My word of the year for 2023 is restore. I want to re-establish good habits that have served me in my life. I want to start taking better care of myself again. I want to take time to do things that bring me joy and make me feel like myself. I want to create capsule wardrobes again and write in this blog.
I have a few goals for the year. The goals are as follows:
- Catch up on making our family photo books. I am 5 years behind. Enough said.
- Make time for intentional movement/strength training 3-5 days a week. This is so important for my mental health, but I wasn't able to do this well in 2022.
- Share the mental load. I carry almost all of the mental load associated with our 3 kids and (mostly due to some pretty rough sleep deprivation) I am becoming burnt out. My husband is a perfectly capable father and can handle taking over some of this mental load. He and I are discussing how to make this work.

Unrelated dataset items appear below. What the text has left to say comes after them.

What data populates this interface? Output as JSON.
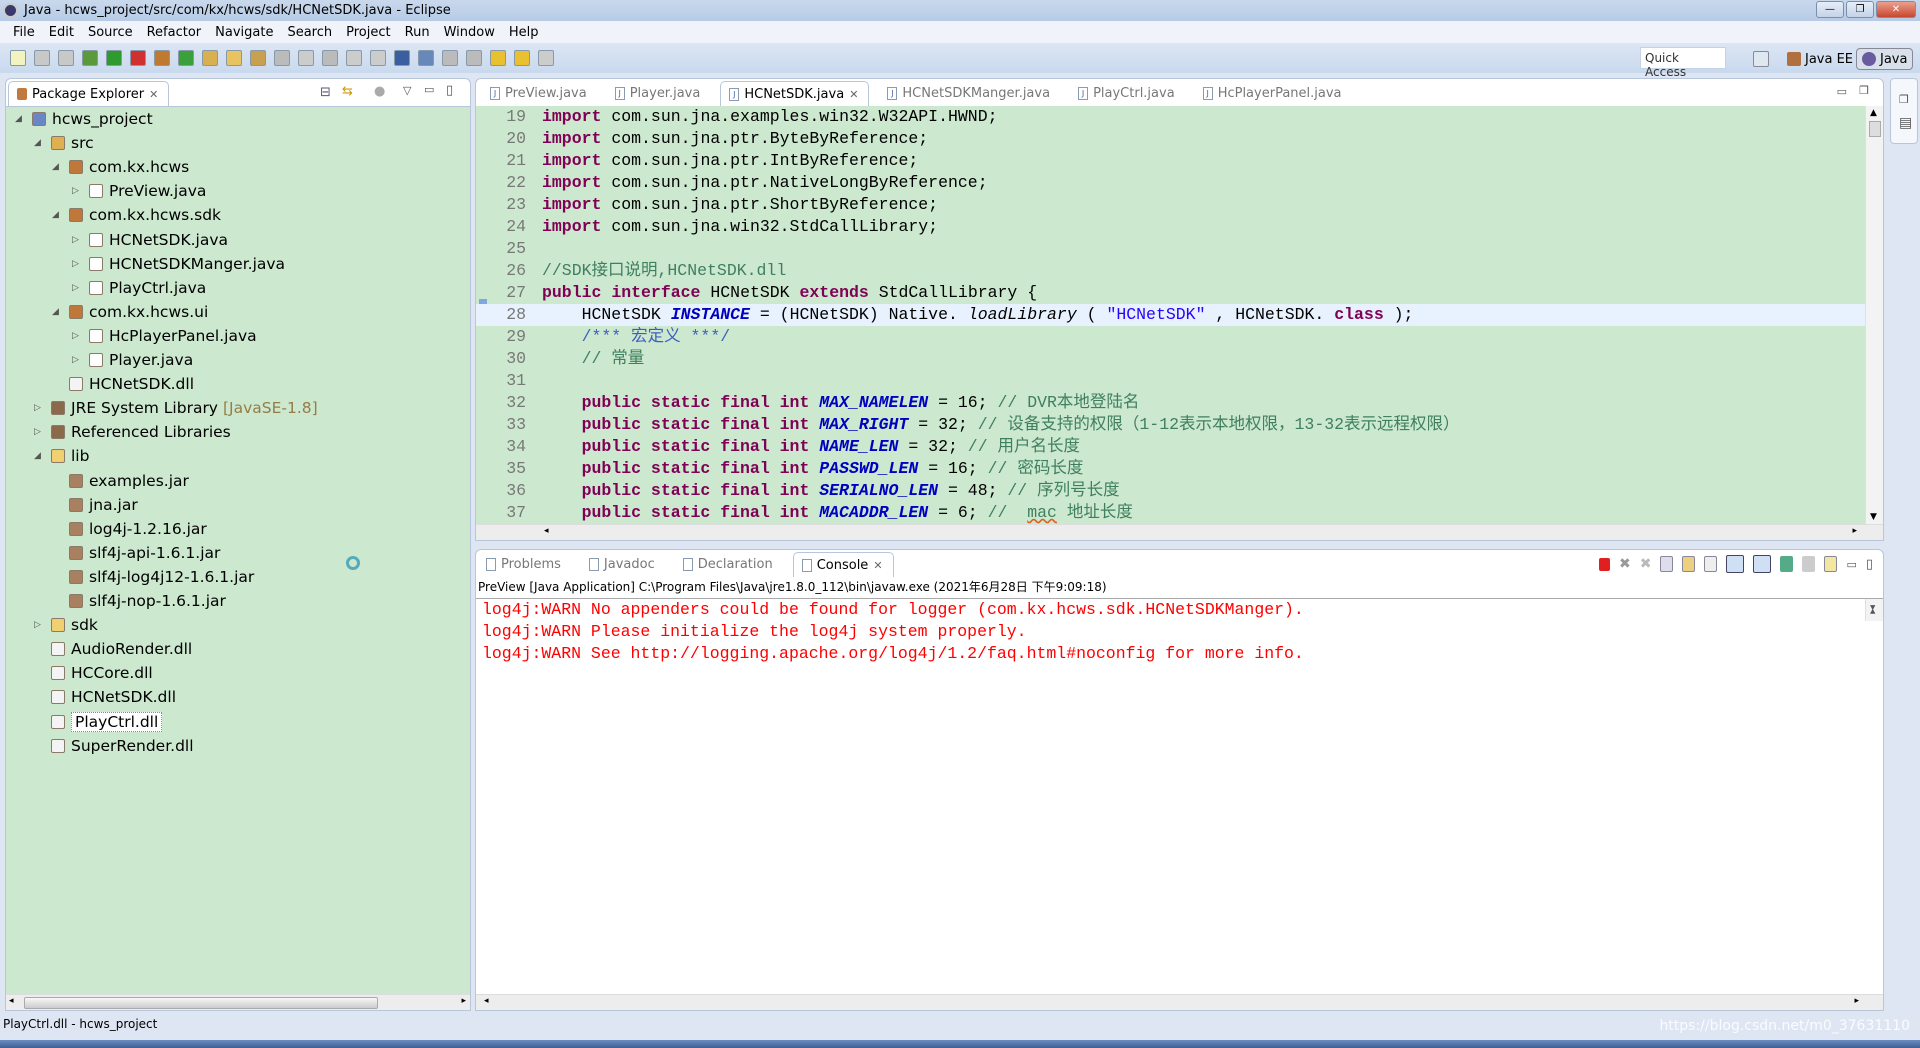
{
  "window": {
    "title": "Java - hcws_project/src/com/kx/hcws/sdk/HCNetSDK.java - Eclipse",
    "controls": [
      "—",
      "❐",
      "✕"
    ]
  },
  "menu": [
    "File",
    "Edit",
    "Source",
    "Refactor",
    "Navigate",
    "Search",
    "Project",
    "Run",
    "Window",
    "Help"
  ],
  "toolbar": {
    "icons": [
      {
        "name": "new-icon",
        "color": "#f3f3c0"
      },
      {
        "name": "save-icon",
        "color": "#c8c8c8"
      },
      {
        "name": "save-all-icon",
        "color": "#c8c8c8"
      },
      {
        "name": "debug-icon",
        "color": "#5a9a3a"
      },
      {
        "name": "run-icon",
        "color": "#2e9b2e"
      },
      {
        "name": "run-external-icon",
        "color": "#d03030"
      },
      {
        "name": "new-package-icon",
        "color": "#c07a30"
      },
      {
        "name": "new-class-icon",
        "color": "#3aa03a"
      },
      {
        "name": "open-type-icon",
        "color": "#d9b050"
      },
      {
        "name": "open-folder-icon",
        "color": "#e8c460"
      },
      {
        "name": "search-icon",
        "color": "#c8a050"
      },
      {
        "name": "pin-icon",
        "color": "#bbbbbb"
      },
      {
        "name": "pen-icon",
        "color": "#cccccc"
      },
      {
        "name": "toggle-icon",
        "color": "#bbbbbb"
      },
      {
        "name": "block-icon",
        "color": "#cccccc"
      },
      {
        "name": "pilcrow-icon",
        "color": "#cccccc"
      },
      {
        "name": "monitor-icon",
        "color": "#3a5fa0"
      },
      {
        "name": "breakpoint-icon",
        "color": "#6688bb"
      },
      {
        "name": "next-annotation-icon",
        "color": "#bbbbbb"
      },
      {
        "name": "prev-annotation-icon",
        "color": "#bbbbbb"
      },
      {
        "name": "last-edit-icon",
        "color": "#e8c030"
      },
      {
        "name": "back-icon",
        "color": "#e8c030"
      },
      {
        "name": "forward-icon",
        "color": "#cccccc"
      }
    ],
    "quick_access": "Quick Access",
    "perspectives": [
      "Java EE",
      "Java"
    ]
  },
  "package_explorer": {
    "title": "Package Explorer",
    "items": [
      {
        "label": "hcws_project",
        "level": 0,
        "expander": "open",
        "icon": "project-icon",
        "color": "#6b86c7"
      },
      {
        "label": "src",
        "level": 1,
        "expander": "open",
        "icon": "source-folder-icon",
        "color": "#e0b050"
      },
      {
        "label": "com.kx.hcws",
        "level": 2,
        "expander": "open",
        "icon": "package-icon",
        "color": "#c0783a"
      },
      {
        "label": "PreView.java",
        "level": 3,
        "expander": "closed",
        "icon": "java-file-icon",
        "color": "#ffffff"
      },
      {
        "label": "com.kx.hcws.sdk",
        "level": 2,
        "expander": "open",
        "icon": "package-icon",
        "color": "#c0783a"
      },
      {
        "label": "HCNetSDK.java",
        "level": 3,
        "expander": "closed",
        "icon": "java-interface-file-icon",
        "color": "#ffffff"
      },
      {
        "label": "HCNetSDKManger.java",
        "level": 3,
        "expander": "closed",
        "icon": "java-file-icon",
        "color": "#ffffff"
      },
      {
        "label": "PlayCtrl.java",
        "level": 3,
        "expander": "closed",
        "icon": "java-interface-file-icon",
        "color": "#ffffff"
      },
      {
        "label": "com.kx.hcws.ui",
        "level": 2,
        "expander": "open",
        "icon": "package-icon",
        "color": "#c0783a"
      },
      {
        "label": "HcPlayerPanel.java",
        "level": 3,
        "expander": "closed",
        "icon": "java-file-icon",
        "color": "#ffffff"
      },
      {
        "label": "Player.java",
        "level": 3,
        "expander": "closed",
        "icon": "java-file-icon",
        "color": "#ffffff"
      },
      {
        "label": "HCNetSDK.dll",
        "level": 2,
        "expander": "none",
        "icon": "file-icon",
        "color": "#f4f4f4"
      },
      {
        "label": "JRE System Library",
        "suffix": "[JavaSE-1.8]",
        "level": 1,
        "expander": "closed",
        "icon": "library-icon",
        "color": "#8a6a4a"
      },
      {
        "label": "Referenced Libraries",
        "level": 1,
        "expander": "closed",
        "icon": "library-icon",
        "color": "#8a6a4a"
      },
      {
        "label": "lib",
        "level": 1,
        "expander": "open",
        "icon": "folder-icon",
        "color": "#f0d070"
      },
      {
        "label": "examples.jar",
        "level": 2,
        "expander": "none",
        "icon": "jar-icon",
        "color": "#a88060"
      },
      {
        "label": "jna.jar",
        "level": 2,
        "expander": "none",
        "icon": "jar-icon",
        "color": "#a88060"
      },
      {
        "label": "log4j-1.2.16.jar",
        "level": 2,
        "expander": "none",
        "icon": "jar-icon",
        "color": "#a88060"
      },
      {
        "label": "slf4j-api-1.6.1.jar",
        "level": 2,
        "expander": "none",
        "icon": "jar-icon",
        "color": "#a88060"
      },
      {
        "label": "slf4j-log4j12-1.6.1.jar",
        "level": 2,
        "expander": "none",
        "icon": "jar-icon",
        "color": "#a88060"
      },
      {
        "label": "slf4j-nop-1.6.1.jar",
        "level": 2,
        "expander": "none",
        "icon": "jar-icon",
        "color": "#a88060"
      },
      {
        "label": "sdk",
        "level": 1,
        "expander": "closed",
        "icon": "folder-icon",
        "color": "#f0d070"
      },
      {
        "label": "AudioRender.dll",
        "level": 1,
        "expander": "none",
        "icon": "file-icon",
        "color": "#f4f4f4"
      },
      {
        "label": "HCCore.dll",
        "level": 1,
        "expander": "none",
        "icon": "file-icon",
        "color": "#f4f4f4"
      },
      {
        "label": "HCNetSDK.dll",
        "level": 1,
        "expander": "none",
        "icon": "file-icon",
        "color": "#f4f4f4"
      },
      {
        "label": "PlayCtrl.dll",
        "level": 1,
        "expander": "none",
        "icon": "file-icon",
        "color": "#f4f4f4",
        "selected": true
      },
      {
        "label": "SuperRender.dll",
        "level": 1,
        "expander": "none",
        "icon": "file-icon",
        "color": "#f4f4f4"
      }
    ]
  },
  "editor": {
    "tabs": [
      {
        "label": "PreView.java"
      },
      {
        "label": "Player.java"
      },
      {
        "label": "HCNetSDK.java",
        "active": true
      },
      {
        "label": "HCNetSDKManger.java"
      },
      {
        "label": "PlayCtrl.java"
      },
      {
        "label": "HcPlayerPanel.java"
      }
    ],
    "current_line": 28,
    "lines": [
      {
        "n": 19,
        "t": [
          [
            "kw",
            "import"
          ],
          [
            "",
            "com.sun.jna.examples.win32.W32API.HWND;"
          ]
        ]
      },
      {
        "n": 20,
        "t": [
          [
            "kw",
            "import"
          ],
          [
            "",
            "com.sun.jna.ptr.ByteByReference;"
          ]
        ]
      },
      {
        "n": 21,
        "t": [
          [
            "kw",
            "import"
          ],
          [
            "",
            "com.sun.jna.ptr.IntByReference;"
          ]
        ]
      },
      {
        "n": 22,
        "t": [
          [
            "kw",
            "import"
          ],
          [
            "",
            "com.sun.jna.ptr.NativeLongByReference;"
          ]
        ]
      },
      {
        "n": 23,
        "t": [
          [
            "kw",
            "import"
          ],
          [
            "",
            "com.sun.jna.ptr.ShortByReference;"
          ]
        ]
      },
      {
        "n": 24,
        "t": [
          [
            "kw",
            "import"
          ],
          [
            "",
            "com.sun.jna.win32.StdCallLibrary;"
          ]
        ]
      },
      {
        "n": 25,
        "t": []
      },
      {
        "n": 26,
        "t": [
          [
            "cm",
            "//SDK接口说明,HCNetSDK.dll"
          ]
        ]
      },
      {
        "n": 27,
        "t": [
          [
            "kw",
            "public"
          ],
          [
            "kw",
            "interface"
          ],
          [
            "",
            "HCNetSDK"
          ],
          [
            "kw",
            "extends"
          ],
          [
            "",
            "StdCallLibrary {"
          ]
        ]
      },
      {
        "n": 28,
        "t": [
          [
            "",
            "    HCNetSDK"
          ],
          [
            "fd",
            "INSTANCE"
          ],
          [
            "",
            "= (HCNetSDK) Native."
          ],
          [
            "it",
            "loadLibrary"
          ],
          [
            "",
            "("
          ],
          [
            "st",
            "\"HCNetSDK\""
          ],
          [
            "",
            ", HCNetSDK."
          ],
          [
            "kw",
            "class"
          ],
          [
            "",
            ");"
          ]
        ]
      },
      {
        "n": 29,
        "t": [
          [
            "jd",
            "    /*** 宏定义 ***/"
          ]
        ]
      },
      {
        "n": 30,
        "t": [
          [
            "cm",
            "    // 常量"
          ]
        ]
      },
      {
        "n": 31,
        "t": []
      },
      {
        "n": 32,
        "t": [
          [
            "kw",
            "    public static final int"
          ],
          [
            "fd",
            "MAX_NAMELEN"
          ],
          [
            "",
            "= 16;"
          ],
          [
            "cm",
            "// DVR本地登陆名"
          ]
        ]
      },
      {
        "n": 33,
        "t": [
          [
            "kw",
            "    public static final int"
          ],
          [
            "fd",
            "MAX_RIGHT"
          ],
          [
            "",
            "= 32;"
          ],
          [
            "cm",
            "// 设备支持的权限（1-12表示本地权限，13-32表示远程权限）"
          ]
        ]
      },
      {
        "n": 34,
        "t": [
          [
            "kw",
            "    public static final int"
          ],
          [
            "fd",
            "NAME_LEN"
          ],
          [
            "",
            "= 32;"
          ],
          [
            "cm",
            "// 用户名长度"
          ]
        ]
      },
      {
        "n": 35,
        "t": [
          [
            "kw",
            "    public static final int"
          ],
          [
            "fd",
            "PASSWD_LEN"
          ],
          [
            "",
            "= 16;"
          ],
          [
            "cm",
            "// 密码长度"
          ]
        ]
      },
      {
        "n": 36,
        "t": [
          [
            "kw",
            "    public static final int"
          ],
          [
            "fd",
            "SERIALNO_LEN"
          ],
          [
            "",
            "= 48;"
          ],
          [
            "cm",
            "// 序列号长度"
          ]
        ]
      },
      {
        "n": 37,
        "t": [
          [
            "kw",
            "    public static final int"
          ],
          [
            "fd",
            "MACADDR_LEN"
          ],
          [
            "",
            "= 6;"
          ],
          [
            "cm",
            "// "
          ],
          [
            "cm sq",
            "mac"
          ],
          [
            "cm",
            "地址长度"
          ]
        ]
      }
    ]
  },
  "console_view": {
    "tabs": [
      {
        "label": "Problems"
      },
      {
        "label": "Javadoc"
      },
      {
        "label": "Declaration"
      },
      {
        "label": "Console",
        "active": true
      }
    ],
    "header": "PreView [Java Application] C:\\Program Files\\Java\\jre1.8.0_112\\bin\\javaw.exe (2021年6月28日 下午9:09:18)",
    "lines": [
      "log4j:WARN No appenders could be found for logger (com.kx.hcws.sdk.HCNetSDKManger).",
      "log4j:WARN Please initialize the log4j system properly.",
      "log4j:WARN See http://logging.apache.org/log4j/1.2/faq.html#noconfig for more info."
    ],
    "text_color": "#ff0000"
  },
  "status": {
    "text": "PlayCtrl.dll - hcws_project",
    "watermark": "https://blog.csdn.net/m0_37631110"
  },
  "colors": {
    "editor_bg": "#cce8cf",
    "keyword": "#7f0055",
    "comment": "#3f7f5f",
    "string": "#2a00ff",
    "field": "#0000c0"
  }
}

- Have better sleep hygiene. Every time I complain about one of my children's penchant for procrastinating bedtime, I know that I should just look in the mirror. I like being up alone at night. I like having time to myself where no one needs me. I crave alone time. I am also exhausted. So. Very. Exhausted. The kindest thing I can do for myself is get more sleep when I can. I have set an alarm on my phone for 10:00 so that I get up and get ready for bed. My phone will also stop allowing me to scroll at this time. I plan to be in bed by 10:30.